FDI in e-Commerce – Pros and Cons by Business Head at Ecommerce24 Manish Patil:
Indian e-commerce industry is poised to cross USD 50 billion mark by 2020 and has the potential to become one of the largest markets. Heavy investments to the tune of tens of billions are required to fast track growth of the industry. We believe FDI in B2C ecommerce would create healthy competition, will boost infrastructure development and spur manufacturing facility besides bringing in the much needed investments for several local online businesses and SMEs that often perish because of cash flow drying up. It will also play an important role in growth of supporting agencies and service providers like logistics, payments and data analytics firms. Global players like Amazon will benefit the most of it as they can than hold their own inventory and sell directly to consumers rather than the current model where they provide platform to third party sellers who sell their products to customers. At present, foreign companies can engage in business-to-business e-commerce, where 100% FDI is permitted. On the other side allowing FDI in the sector will “cannibalise” brick and mortar retail stores. It is therefore of critical importance to create the right policy environment for the liberalisation of B2C e-Commerce.
1. Boost to the infrastructural development: Increased capital will help to establish supply chain, distribution system and warehousing.
2. Impetus to manufacturing sector: Growth in retail sector will have cascading effect in the manufacturing sector which will positively contribute to overall growth of economy and job creation.

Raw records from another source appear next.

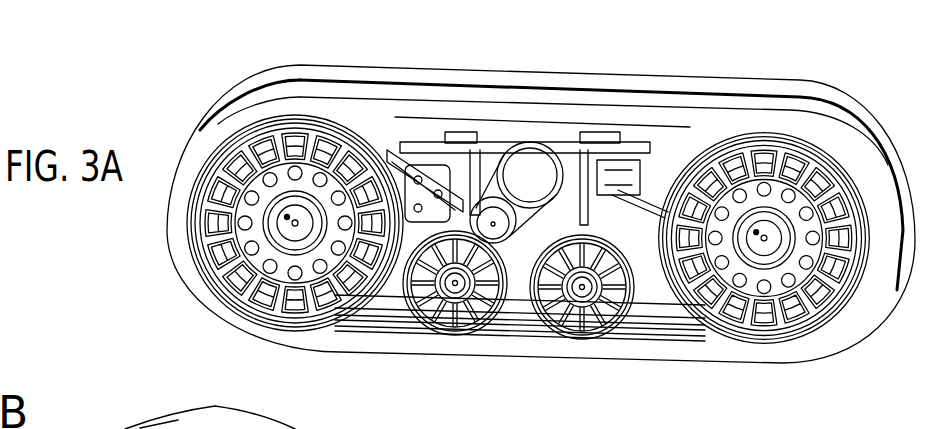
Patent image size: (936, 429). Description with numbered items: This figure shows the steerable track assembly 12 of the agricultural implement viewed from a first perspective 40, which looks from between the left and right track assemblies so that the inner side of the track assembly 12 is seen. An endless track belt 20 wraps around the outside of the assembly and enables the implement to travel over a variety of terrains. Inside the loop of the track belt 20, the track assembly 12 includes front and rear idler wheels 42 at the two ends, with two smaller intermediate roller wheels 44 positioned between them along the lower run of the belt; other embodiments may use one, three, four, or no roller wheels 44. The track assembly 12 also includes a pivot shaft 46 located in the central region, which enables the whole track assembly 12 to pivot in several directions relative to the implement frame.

The track assembly 12 is at (860, 348).
The track belt 20 is at (445, 95).
The first perspective 40 is at (680, 65).
The idler wheels 42 is at (223, 157).
The roller wheels 44 is at (586, 290).
The pivot shaft 46 is at (420, 282).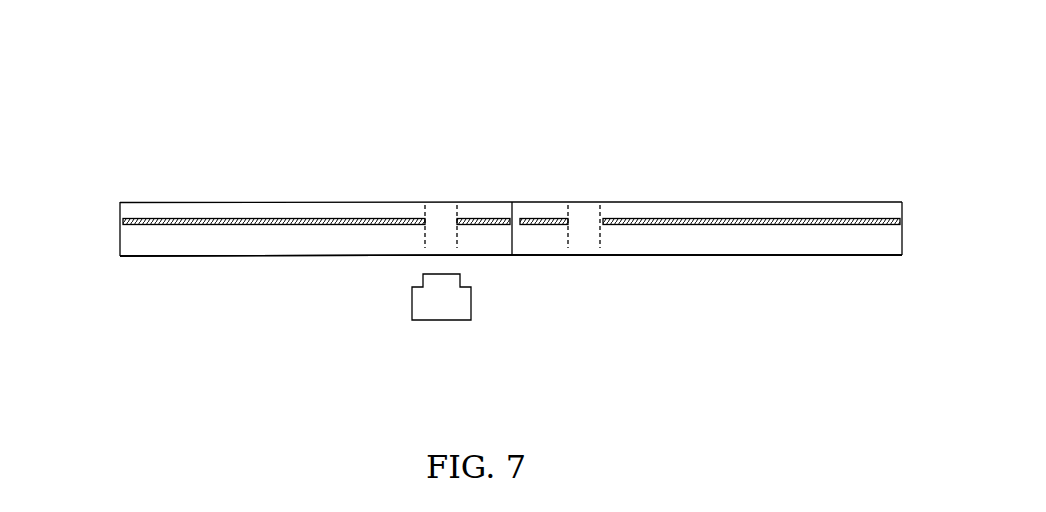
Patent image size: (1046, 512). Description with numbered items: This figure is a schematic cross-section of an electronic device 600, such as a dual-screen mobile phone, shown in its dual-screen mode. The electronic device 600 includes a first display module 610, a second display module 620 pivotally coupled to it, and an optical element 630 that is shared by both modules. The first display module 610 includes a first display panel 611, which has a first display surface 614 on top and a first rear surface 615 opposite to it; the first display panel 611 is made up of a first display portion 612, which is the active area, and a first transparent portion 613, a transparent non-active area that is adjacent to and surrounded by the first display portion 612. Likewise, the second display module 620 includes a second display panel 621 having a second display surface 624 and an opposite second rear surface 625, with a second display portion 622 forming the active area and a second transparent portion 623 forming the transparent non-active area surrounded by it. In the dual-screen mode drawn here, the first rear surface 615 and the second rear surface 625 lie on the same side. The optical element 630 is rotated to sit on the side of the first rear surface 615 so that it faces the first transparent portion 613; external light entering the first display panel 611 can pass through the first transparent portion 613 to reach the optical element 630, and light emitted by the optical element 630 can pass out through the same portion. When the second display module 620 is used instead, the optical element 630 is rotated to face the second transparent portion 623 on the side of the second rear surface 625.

The electronic device 600 is at (482, 57).
The first display module 610 is at (122, 207).
The first display panel 611 is at (119, 257).
The first display portion 612 is at (177, 242).
The first transparent portion 613 is at (442, 237).
The first display surface 614 is at (282, 217).
The first rear surface 615 is at (313, 258).
The second display module 620 is at (882, 209).
The second display panel 621 is at (903, 256).
The second display portion 622 is at (723, 237).
The second transparent portion 623 is at (592, 243).
The second display surface 624 is at (675, 217).
The second rear surface 625 is at (807, 258).
The optical element 630 is at (440, 309).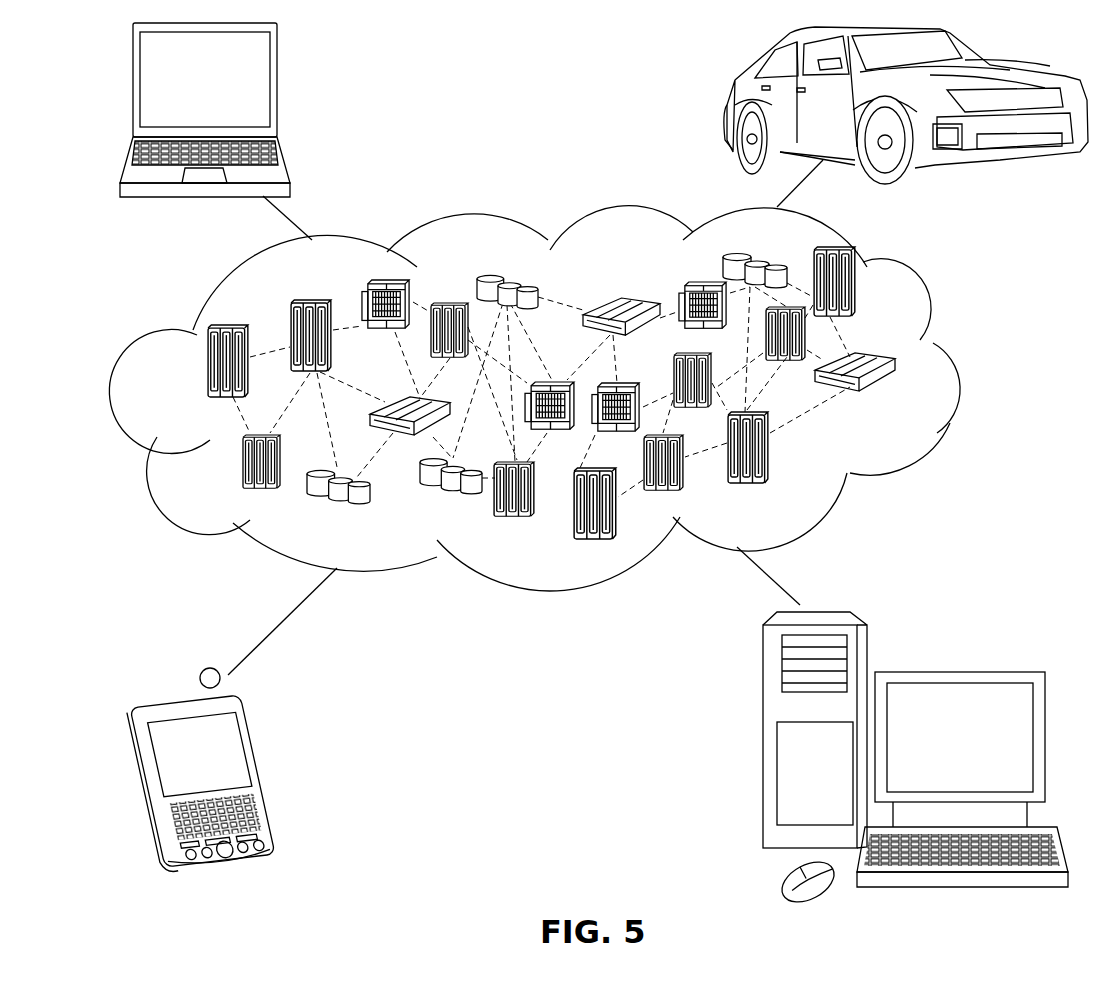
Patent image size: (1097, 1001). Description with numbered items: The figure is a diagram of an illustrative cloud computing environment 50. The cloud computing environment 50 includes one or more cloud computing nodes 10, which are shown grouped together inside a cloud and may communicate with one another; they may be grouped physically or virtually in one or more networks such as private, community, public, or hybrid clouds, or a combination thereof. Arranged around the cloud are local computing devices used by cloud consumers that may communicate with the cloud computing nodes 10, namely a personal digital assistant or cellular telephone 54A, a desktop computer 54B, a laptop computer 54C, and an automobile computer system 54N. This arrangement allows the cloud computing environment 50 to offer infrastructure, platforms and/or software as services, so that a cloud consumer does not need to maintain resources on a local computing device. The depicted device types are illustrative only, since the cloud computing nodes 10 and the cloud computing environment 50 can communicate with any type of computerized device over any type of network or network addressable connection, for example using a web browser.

The cloud computing environment 50 is at (958, 374).
The cloud computing node 10 is at (898, 402).
The personal digital assistant or cellular telephone 54A is at (288, 768).
The desktop computer 54B is at (958, 672).
The laptop computer 54C is at (279, 90).
The automobile computer system 54N is at (727, 100).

3. More efficient supply chain management: Will reduce the need for middlemen leading to lower transaction costs, reduced overhead and reduced inventory and labor costs.

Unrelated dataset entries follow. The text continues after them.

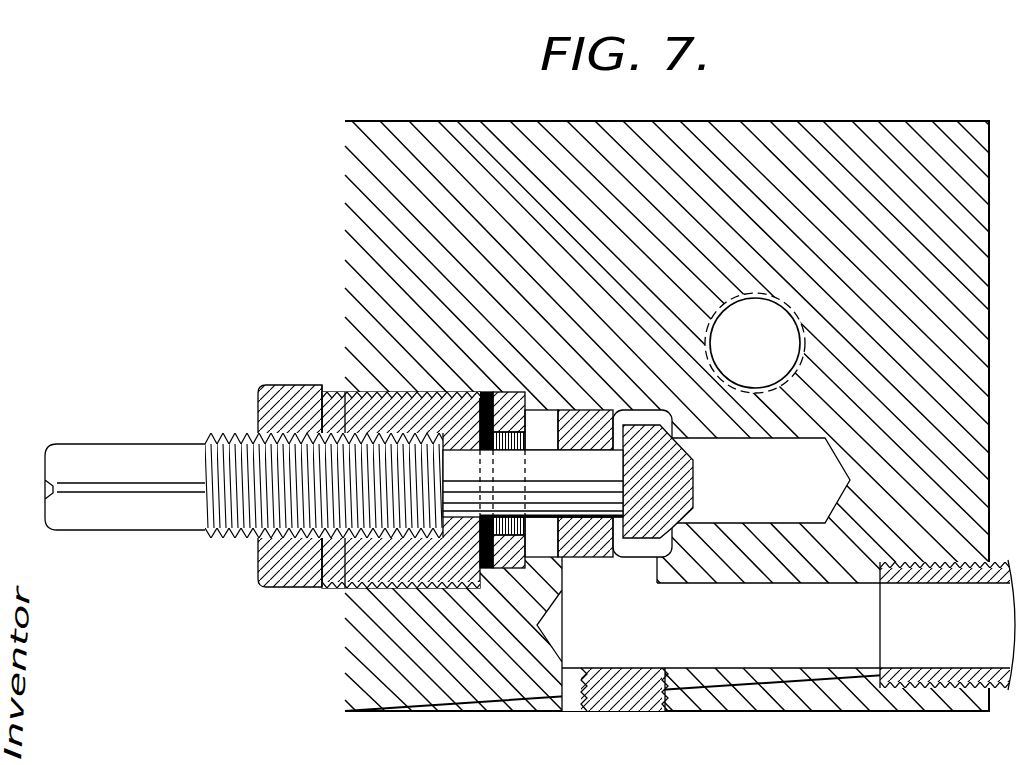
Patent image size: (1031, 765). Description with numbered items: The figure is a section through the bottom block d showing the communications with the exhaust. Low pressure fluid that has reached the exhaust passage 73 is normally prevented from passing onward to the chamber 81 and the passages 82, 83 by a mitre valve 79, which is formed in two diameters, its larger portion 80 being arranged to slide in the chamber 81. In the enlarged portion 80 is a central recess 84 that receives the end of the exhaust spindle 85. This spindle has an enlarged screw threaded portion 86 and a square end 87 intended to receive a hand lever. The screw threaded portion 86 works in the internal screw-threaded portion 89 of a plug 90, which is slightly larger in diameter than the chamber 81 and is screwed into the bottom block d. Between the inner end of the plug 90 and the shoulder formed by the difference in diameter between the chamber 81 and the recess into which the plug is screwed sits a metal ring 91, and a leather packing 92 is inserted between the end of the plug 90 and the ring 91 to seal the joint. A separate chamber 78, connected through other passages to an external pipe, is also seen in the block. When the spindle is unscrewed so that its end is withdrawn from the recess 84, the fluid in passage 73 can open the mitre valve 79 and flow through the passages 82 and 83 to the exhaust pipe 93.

The bottom block d is at (876, 118).
The exhaust passage 73 is at (761, 480).
The chamber 78 is at (755, 343).
The mitre valve 79 is at (643, 447).
The larger portion 80 is at (598, 412).
The chamber 81 is at (551, 372).
The passage 82 is at (588, 567).
The passage 83 is at (708, 634).
The central recess 84 is at (541, 430).
The exhaust spindle 85 is at (533, 483).
The enlarged screw threaded portion 86 is at (395, 503).
The square end 87 is at (142, 510).
The internal screw-threaded portion 89 is at (297, 392).
The plug 90 is at (327, 427).
The metal ring 91 is at (508, 395).
The leather packing 92 is at (481, 393).
The exhaust pipe 93 is at (947, 595).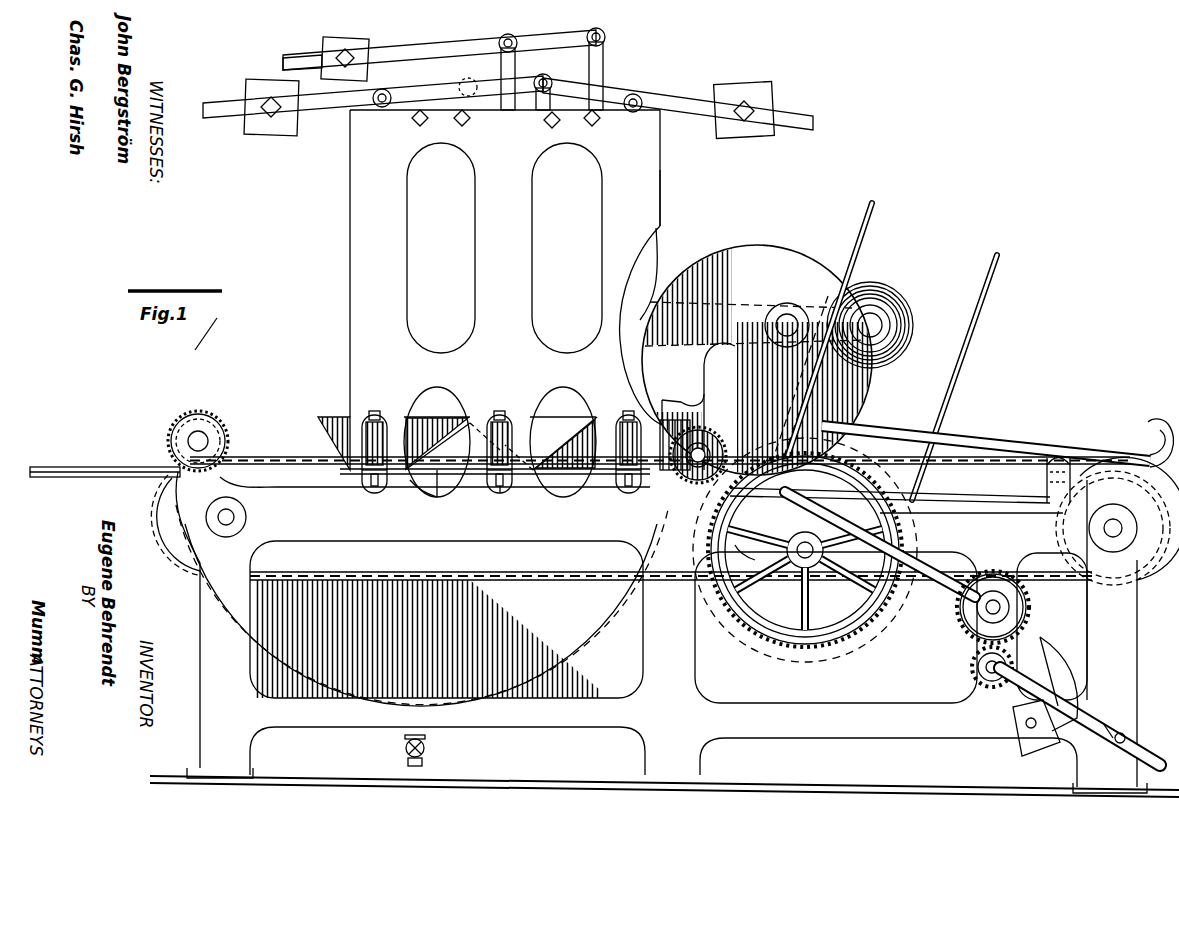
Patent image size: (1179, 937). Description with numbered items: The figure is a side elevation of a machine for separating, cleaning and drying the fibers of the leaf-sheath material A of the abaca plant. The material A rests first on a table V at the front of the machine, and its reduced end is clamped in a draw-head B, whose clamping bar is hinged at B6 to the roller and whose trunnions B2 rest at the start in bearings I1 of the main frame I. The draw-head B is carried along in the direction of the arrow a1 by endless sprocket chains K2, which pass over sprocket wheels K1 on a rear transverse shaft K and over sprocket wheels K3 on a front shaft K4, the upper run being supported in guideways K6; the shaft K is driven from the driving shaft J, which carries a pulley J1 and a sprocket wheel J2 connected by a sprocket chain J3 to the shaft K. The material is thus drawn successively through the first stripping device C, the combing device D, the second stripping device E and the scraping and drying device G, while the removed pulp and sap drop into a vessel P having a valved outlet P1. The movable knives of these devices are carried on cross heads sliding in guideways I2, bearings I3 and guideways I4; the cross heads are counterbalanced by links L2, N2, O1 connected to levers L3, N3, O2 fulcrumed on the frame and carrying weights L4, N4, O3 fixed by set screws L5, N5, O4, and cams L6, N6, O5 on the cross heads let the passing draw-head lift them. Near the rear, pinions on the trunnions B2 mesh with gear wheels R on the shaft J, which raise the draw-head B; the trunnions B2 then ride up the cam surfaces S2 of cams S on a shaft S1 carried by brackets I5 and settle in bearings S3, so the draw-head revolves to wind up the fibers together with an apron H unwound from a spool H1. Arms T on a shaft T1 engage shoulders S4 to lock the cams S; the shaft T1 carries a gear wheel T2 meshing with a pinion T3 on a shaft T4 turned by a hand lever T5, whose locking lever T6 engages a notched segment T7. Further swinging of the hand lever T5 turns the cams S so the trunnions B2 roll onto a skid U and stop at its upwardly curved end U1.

4. Adopting best global business practices: Will lead to better work culture and customer service.
5. Increased outreach: Will provide increased access to buyers/sellers; allow MSMEs and artisans to reach out to customers far beyond their immediate location, both locally within India and abroad.
6. Traceability and transparency: Will not only empower consumers with information and data but also help in better compliance of regulatory framework.

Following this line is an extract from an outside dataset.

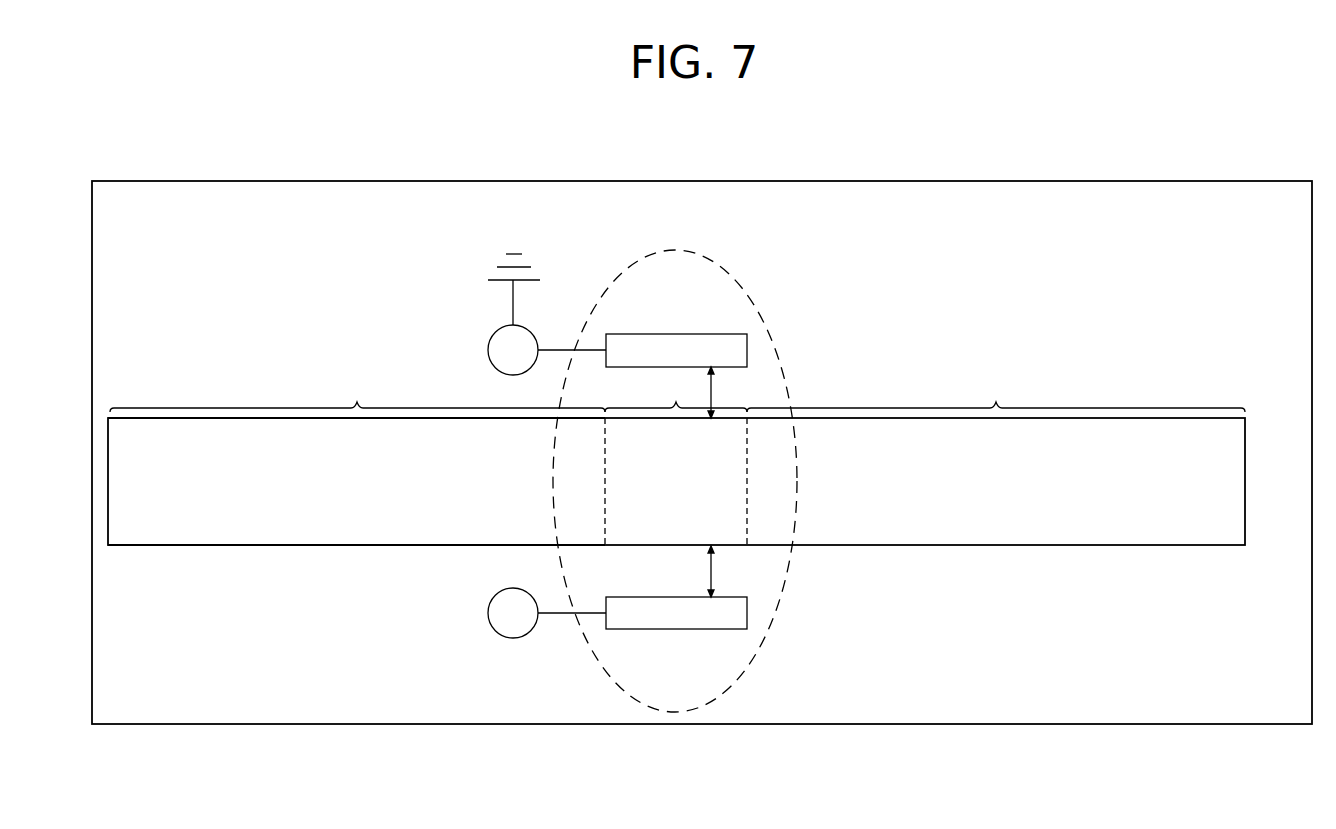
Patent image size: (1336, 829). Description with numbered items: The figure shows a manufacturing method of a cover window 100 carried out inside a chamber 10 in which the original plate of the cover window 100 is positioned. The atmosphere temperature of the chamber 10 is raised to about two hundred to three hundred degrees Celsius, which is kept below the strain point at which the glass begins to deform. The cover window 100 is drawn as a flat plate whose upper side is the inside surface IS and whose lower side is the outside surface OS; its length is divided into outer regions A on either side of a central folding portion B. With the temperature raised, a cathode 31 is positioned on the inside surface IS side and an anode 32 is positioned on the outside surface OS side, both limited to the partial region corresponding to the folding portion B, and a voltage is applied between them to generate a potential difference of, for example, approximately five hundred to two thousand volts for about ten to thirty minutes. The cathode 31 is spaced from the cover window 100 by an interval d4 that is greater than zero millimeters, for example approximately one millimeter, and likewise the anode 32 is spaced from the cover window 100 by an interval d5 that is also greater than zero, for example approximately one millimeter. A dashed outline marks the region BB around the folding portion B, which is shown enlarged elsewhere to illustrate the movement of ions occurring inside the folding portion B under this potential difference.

7. Reduced costs: On marketing and distribution, travel, materials and supplies will benefit businesses
8. Improved customer service: Providing more responsive order taking and after-sales service to customers and competitive pricing
9. Positive spillover effect: It also said the growing e-commerce industry can have a positive spillover effect on associated industries such as logistics, online advertising, media and IT/ITES. Currently e-commerce accounts for 15-20 percent of the total revenues for some of the big logistics companies.
10. Benefit Local players and boost economy: Other than foreign players like Amazon and eBay, opening up of FDI in this sector is likely to benefit existing local companies who need more capital to expand their business in a rapidly growing market. It could also lead to a better work culture, information data and improved customer service by providing more responsive order-taking and after-sales service to customers, along with competitive pricing
1. Extinction factor: One of the primary fears of allowing FDI in e-commerce would seriously impair small time trading of bricks and mortar stores. Small shopkeepers are not highly qualified and will not be able to compete with sound e-retail business. Displacement of small stores is big challenge.
2. Local Sourcing: At present, e-retailers including Amazon works on inventory based model which can adversely impact the SMEs, and therefore the question of local sourcing arises as in the case of FDI in multi brand.
3. Unemployment: Another serious issue of small time businesses and kirana stores being the largest source of employment in the country, opening the business to consumer (B2C) ecommerce on inventory based model is likely to seriously impact these shopkeepers, leading to large scale unemployment.
4. Taxation: Along with FDI, taxation is a key consideration impacting e-retailers’ business model ,operational strategy and future growth. Lack of physical boundaries and the intangible nature of operations create several income-tax and indirect tax issues at each stage of the value chain.
5. Advertisement and promotion: E-commerce companies provide customers various incentives such as credit points, cash back, cash rollover, re-purchase discounts, buy one–get one free, combo-pack discounts and so on. The valuation of products and services for indirect taxes are, in general, based on the stream of considerations received, and an incorrect valuation could expose the e-commerce companies to higher taxes, interest and penalties.
6. Stock procurement and management: E-commerce companies engage in activities such as branding, repacking, labeling, re-affixation of MRP, gift wrapping and so on for shipping products to customers. Based on the activity and the value addition to the final product, it may qualify as ‘deemed manufacture’, under the Central Excise Legislation, chargeable to excise duty.
7. Dispatch and delivery: The supply chain of e-commerce companies is usually thin and hence they use drop shipment, wherein the vendor of the e-commerce company directly delivers the product to customers. The vendor, the e-commerce company and the customer could be in different States and the place of taxation could vary based on the transaction. Further, registration and compliance management in the respective States would pose significant challenges to the e-commerce company.